Bobby Deol turned 50 last Sunday. The first time I met Bobby Deol was in 1996 in the most unusual of places … at his wedding reception! How did I get invited to his marriage if I didn’t even know him? We just knew of each other — he was a Deol scion who had just been launched with great fanfare in Barsaat (opposite Twinkle Khanna) and I was the Editor of a leading film magazine, Movie.
There had been a few missed opportunities. In the midst of the publicity blitzkrieg for Barsaat’s release in 1995, I met elder brother Sunny Deol at the Sunny Sound office and told him that I wanted Bobby and Twinkle to do a cover shoot for Movie. Sunny was contrite and confessed he had already been approached by two other magazines so I could feature Bobby on the cover sans Twinkle. Eventually, I ended up shooting with Twinkle for the cover, and Bobby and I didn’t get an opportunity to interact because the cover and interview came as a package deal.

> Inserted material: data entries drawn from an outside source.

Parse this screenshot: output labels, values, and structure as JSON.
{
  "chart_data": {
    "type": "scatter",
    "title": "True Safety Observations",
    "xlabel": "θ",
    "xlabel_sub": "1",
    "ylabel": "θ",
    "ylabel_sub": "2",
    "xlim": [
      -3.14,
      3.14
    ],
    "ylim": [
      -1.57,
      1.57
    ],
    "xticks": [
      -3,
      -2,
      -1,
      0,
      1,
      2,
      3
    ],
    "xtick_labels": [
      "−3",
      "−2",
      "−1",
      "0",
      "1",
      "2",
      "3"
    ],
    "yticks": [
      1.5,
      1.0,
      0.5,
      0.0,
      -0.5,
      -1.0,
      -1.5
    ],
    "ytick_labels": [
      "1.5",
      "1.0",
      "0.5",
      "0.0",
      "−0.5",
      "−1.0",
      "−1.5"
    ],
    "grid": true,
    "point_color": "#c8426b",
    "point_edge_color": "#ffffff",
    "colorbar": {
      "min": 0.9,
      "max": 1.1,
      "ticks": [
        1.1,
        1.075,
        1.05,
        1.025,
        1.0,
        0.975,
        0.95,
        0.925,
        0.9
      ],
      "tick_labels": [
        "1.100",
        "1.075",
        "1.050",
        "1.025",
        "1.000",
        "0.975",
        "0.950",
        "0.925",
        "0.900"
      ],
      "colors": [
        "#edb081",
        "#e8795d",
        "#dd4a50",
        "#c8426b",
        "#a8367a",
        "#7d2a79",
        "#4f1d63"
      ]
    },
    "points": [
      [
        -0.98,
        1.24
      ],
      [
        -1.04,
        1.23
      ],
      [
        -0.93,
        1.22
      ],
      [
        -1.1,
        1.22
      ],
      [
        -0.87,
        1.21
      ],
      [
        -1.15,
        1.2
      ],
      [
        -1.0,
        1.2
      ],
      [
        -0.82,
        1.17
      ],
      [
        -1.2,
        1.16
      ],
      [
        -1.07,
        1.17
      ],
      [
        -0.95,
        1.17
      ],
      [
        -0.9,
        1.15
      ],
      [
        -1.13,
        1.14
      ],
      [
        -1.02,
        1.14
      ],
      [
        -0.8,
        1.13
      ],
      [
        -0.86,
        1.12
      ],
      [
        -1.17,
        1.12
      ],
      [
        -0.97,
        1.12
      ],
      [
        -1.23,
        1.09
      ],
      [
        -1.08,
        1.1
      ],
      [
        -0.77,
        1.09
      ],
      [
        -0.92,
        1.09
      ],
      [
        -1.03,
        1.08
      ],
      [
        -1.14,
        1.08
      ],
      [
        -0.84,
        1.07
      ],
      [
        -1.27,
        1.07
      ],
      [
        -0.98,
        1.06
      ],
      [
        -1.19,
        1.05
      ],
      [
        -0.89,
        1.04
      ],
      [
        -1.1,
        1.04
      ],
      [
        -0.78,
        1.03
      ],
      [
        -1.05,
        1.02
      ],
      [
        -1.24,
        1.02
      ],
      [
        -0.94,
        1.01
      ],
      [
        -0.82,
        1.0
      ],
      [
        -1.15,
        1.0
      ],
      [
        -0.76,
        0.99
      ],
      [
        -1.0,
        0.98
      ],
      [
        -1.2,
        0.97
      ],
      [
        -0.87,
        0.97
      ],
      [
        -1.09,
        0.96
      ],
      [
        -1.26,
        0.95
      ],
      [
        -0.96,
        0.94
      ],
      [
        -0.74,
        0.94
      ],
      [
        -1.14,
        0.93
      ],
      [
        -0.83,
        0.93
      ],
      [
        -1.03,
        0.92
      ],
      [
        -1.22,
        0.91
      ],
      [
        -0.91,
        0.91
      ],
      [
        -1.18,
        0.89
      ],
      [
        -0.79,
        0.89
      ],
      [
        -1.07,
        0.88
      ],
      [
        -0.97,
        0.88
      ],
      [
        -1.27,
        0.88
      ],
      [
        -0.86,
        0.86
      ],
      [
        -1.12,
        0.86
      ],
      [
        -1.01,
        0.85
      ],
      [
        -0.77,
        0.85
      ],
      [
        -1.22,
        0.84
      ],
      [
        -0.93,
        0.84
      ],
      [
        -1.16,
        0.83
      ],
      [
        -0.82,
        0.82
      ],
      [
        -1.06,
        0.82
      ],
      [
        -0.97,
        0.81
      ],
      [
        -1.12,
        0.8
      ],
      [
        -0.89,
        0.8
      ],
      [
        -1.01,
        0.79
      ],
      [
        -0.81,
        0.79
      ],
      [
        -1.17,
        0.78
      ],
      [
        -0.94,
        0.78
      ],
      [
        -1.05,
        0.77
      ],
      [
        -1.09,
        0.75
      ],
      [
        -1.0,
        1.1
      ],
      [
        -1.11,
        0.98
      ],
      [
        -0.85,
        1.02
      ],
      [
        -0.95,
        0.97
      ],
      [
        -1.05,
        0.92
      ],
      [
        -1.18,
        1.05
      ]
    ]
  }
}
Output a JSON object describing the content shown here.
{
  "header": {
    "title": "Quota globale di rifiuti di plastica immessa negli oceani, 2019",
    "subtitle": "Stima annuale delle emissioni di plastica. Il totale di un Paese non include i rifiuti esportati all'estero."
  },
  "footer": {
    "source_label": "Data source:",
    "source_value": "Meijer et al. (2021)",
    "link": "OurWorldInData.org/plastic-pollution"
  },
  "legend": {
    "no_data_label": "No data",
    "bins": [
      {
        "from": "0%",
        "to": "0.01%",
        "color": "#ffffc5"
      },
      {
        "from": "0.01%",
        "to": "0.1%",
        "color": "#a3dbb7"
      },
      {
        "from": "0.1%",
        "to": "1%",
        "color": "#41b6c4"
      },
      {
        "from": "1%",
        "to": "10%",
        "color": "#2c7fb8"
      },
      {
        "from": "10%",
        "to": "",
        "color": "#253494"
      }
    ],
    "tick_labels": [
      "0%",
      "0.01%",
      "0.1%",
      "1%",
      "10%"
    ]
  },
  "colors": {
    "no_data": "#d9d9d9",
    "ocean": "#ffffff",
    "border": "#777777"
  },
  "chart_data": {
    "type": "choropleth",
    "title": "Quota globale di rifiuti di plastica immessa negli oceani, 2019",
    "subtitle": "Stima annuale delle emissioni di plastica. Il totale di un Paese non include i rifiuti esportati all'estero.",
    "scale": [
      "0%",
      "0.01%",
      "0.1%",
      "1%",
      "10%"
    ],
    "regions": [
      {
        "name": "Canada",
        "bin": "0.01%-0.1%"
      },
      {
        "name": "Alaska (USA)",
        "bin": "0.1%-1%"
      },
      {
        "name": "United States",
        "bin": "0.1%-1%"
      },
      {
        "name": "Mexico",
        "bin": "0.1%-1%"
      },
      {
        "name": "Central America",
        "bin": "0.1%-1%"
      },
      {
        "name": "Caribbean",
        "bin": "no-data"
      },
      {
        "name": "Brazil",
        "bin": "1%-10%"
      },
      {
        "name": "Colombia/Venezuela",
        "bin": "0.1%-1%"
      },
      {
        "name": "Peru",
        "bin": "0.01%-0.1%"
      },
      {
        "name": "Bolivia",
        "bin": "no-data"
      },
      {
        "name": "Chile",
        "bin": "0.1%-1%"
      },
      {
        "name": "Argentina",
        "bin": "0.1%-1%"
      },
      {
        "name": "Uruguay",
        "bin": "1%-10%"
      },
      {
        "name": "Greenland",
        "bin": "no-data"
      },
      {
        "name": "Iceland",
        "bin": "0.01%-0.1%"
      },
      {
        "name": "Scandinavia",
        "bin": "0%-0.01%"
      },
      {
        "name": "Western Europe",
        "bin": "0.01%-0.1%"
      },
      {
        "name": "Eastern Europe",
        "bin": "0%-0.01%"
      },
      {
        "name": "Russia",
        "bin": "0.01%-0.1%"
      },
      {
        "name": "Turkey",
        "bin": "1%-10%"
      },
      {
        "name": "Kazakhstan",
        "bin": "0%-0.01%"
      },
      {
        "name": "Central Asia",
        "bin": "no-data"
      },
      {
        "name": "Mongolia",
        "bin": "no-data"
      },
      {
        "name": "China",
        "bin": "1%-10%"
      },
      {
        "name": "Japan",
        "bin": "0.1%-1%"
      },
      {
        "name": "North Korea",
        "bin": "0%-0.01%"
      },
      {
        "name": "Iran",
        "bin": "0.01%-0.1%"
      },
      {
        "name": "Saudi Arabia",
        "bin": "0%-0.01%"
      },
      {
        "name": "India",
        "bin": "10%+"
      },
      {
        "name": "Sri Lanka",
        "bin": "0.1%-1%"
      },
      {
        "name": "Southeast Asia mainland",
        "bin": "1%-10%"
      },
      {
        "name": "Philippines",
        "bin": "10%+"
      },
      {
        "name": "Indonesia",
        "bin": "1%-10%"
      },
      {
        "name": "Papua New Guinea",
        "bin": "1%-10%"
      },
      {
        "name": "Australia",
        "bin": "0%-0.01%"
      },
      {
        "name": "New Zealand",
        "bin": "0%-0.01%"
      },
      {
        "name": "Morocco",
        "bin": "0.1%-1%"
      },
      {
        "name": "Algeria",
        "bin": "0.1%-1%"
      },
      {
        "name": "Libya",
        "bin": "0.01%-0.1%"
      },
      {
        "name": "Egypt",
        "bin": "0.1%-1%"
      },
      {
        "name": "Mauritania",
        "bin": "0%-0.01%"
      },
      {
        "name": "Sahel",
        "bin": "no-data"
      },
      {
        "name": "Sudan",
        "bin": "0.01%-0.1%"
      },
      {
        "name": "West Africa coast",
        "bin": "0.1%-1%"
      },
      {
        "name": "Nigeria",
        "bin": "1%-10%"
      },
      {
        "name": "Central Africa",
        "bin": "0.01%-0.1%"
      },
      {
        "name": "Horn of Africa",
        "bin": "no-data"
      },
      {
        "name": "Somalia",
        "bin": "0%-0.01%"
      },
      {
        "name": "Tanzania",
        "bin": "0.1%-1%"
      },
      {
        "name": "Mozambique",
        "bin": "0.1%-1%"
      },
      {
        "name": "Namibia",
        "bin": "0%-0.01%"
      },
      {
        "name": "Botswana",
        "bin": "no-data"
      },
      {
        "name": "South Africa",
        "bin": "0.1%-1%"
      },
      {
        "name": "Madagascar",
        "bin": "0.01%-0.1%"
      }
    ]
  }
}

‘Barsaat’ was several years in the making and I had unofficially, and very briefly, bumped into Bobby before he made his debut … both the times he was with the actress girlfriends he was dating at that point in his life. But Bobby never spoke about his love life – neither while dating nor after the break-up.
Later, once he was doing multiple films, my reporters shared that he was consistently amiable, whether his films worked or not. Even when he was being projected as a huge Italian stud before Barsaat’s release and was kept strictly off the limits for the press, my reporters met him at a film studio and there was no trace of arrogance. Just a broad open grin and a helpless shrug at his inability to be interviewed.
Sorry, I digressed and haven’t yet told you how I finally got to meet Bobby for the first time at his wedding reception. His father Dharmendra, who affectionately calls me Raheja (not Dinesh), invited me to Bobby’s wedding; and though I didn’t know Bobby, I dragged my feet for Dharamji’s sake.
(Though I don’t usually add the appellate Ji for stars, I can’t help but call him Dharamji.) Dharamji’s and my association had begun almost a decade before Bobby’s wedding with an interview that stretched over two days of non-stop jabbering on the outdoor location of ‘Kasam Suhaag Ki’. I had to stay in Nashik overnight to ensure the completion of the marathon interview. ‘Garam Dharam’, as he was famously known, and I hit it off instantly from the word go because he was impressed with my knowledge of films before I was born and we fondly discussed his favourite: the chanteuse-actress Suraiya. We sweated it out on the badminton court – fortunately, I was learning badminton at NSCI club in that phase and could hold my own against Dharamji’s smashes. We shared drinks with his co-star and buddy Danny Denzongpa in his hotel room; I had a couple, Dharamji lost count of his drinks but held himself well. At the shooting, he ribbed the heroine, Rekha, while we shared the unit dabba.
I saw a side of him that appealed to me a great deal. Dharamji gave a ride to a poor man who had missed his bus and was moved to tears when the man, not realising how huge a star Dharmendra was, offered him Rs 5 on alighting. Dharamji also gave a few hundred rupee notes to another careworn peasant who had more creases on the face than the furrowed land. The peasant looked at the note with disbelief and asked, “Is this for real?”
Dharamji was my tenuous but common link with both Bobby and Sunny. Sunny was hugely angry with the magazine I worked for because they had leaked out a picture of his strictly guarded marriage to Pooja. I was sitting and enjoying a cup of tepid tea with Dharamji when Sunny sauntered in. After an awkward silence, Dharmaji inadvertently broke the ice and casually asked, “You have interviewed Sunny, na?” I said, “No, he doesn’t speak with my magazine.” Dharamji politely but firmly told Sunny, “I trust Raheja. Speak with him.” And Sunny, the ever-obedient son, obliged.
A few years later, when I became the Editor of Movie, I planned a multi-star cover with Sunny, Sanjay Dutt and Aamir wearing monochrome singlets; Sunny in yellow, Sanjay Dutt in red and Aamir in purple. I turned a shade of grey when Aamir opted out at the nth hour but Chunky proved to be the knight in shining armour and filled in for Aamir. I distinctly remember Sunny organised lassi for all of us in giant-sized glasses.
For me, Bobby represents the debonair Deol who I never really got to know; Sunny is the reticent Deol who I tried to pry open as if he were an oyster (and I think I succeeded in my endeavour to a fair degree); while Dharmendra, to my mind, is the son of the soil with whom you can exchange yarns while eating makkai ki roti and Sarson ka saag alongside onions smashed with your fist.
If I ever get to interact with Sunny’s son Karan, who is being introduced in his dad’s directorial venture ‘Pal Pal Dil Ke Paas’—a title derived from one of Dharmendra’s most memorable songs—I will have had the rare opportunity of knowing three generations of Deols.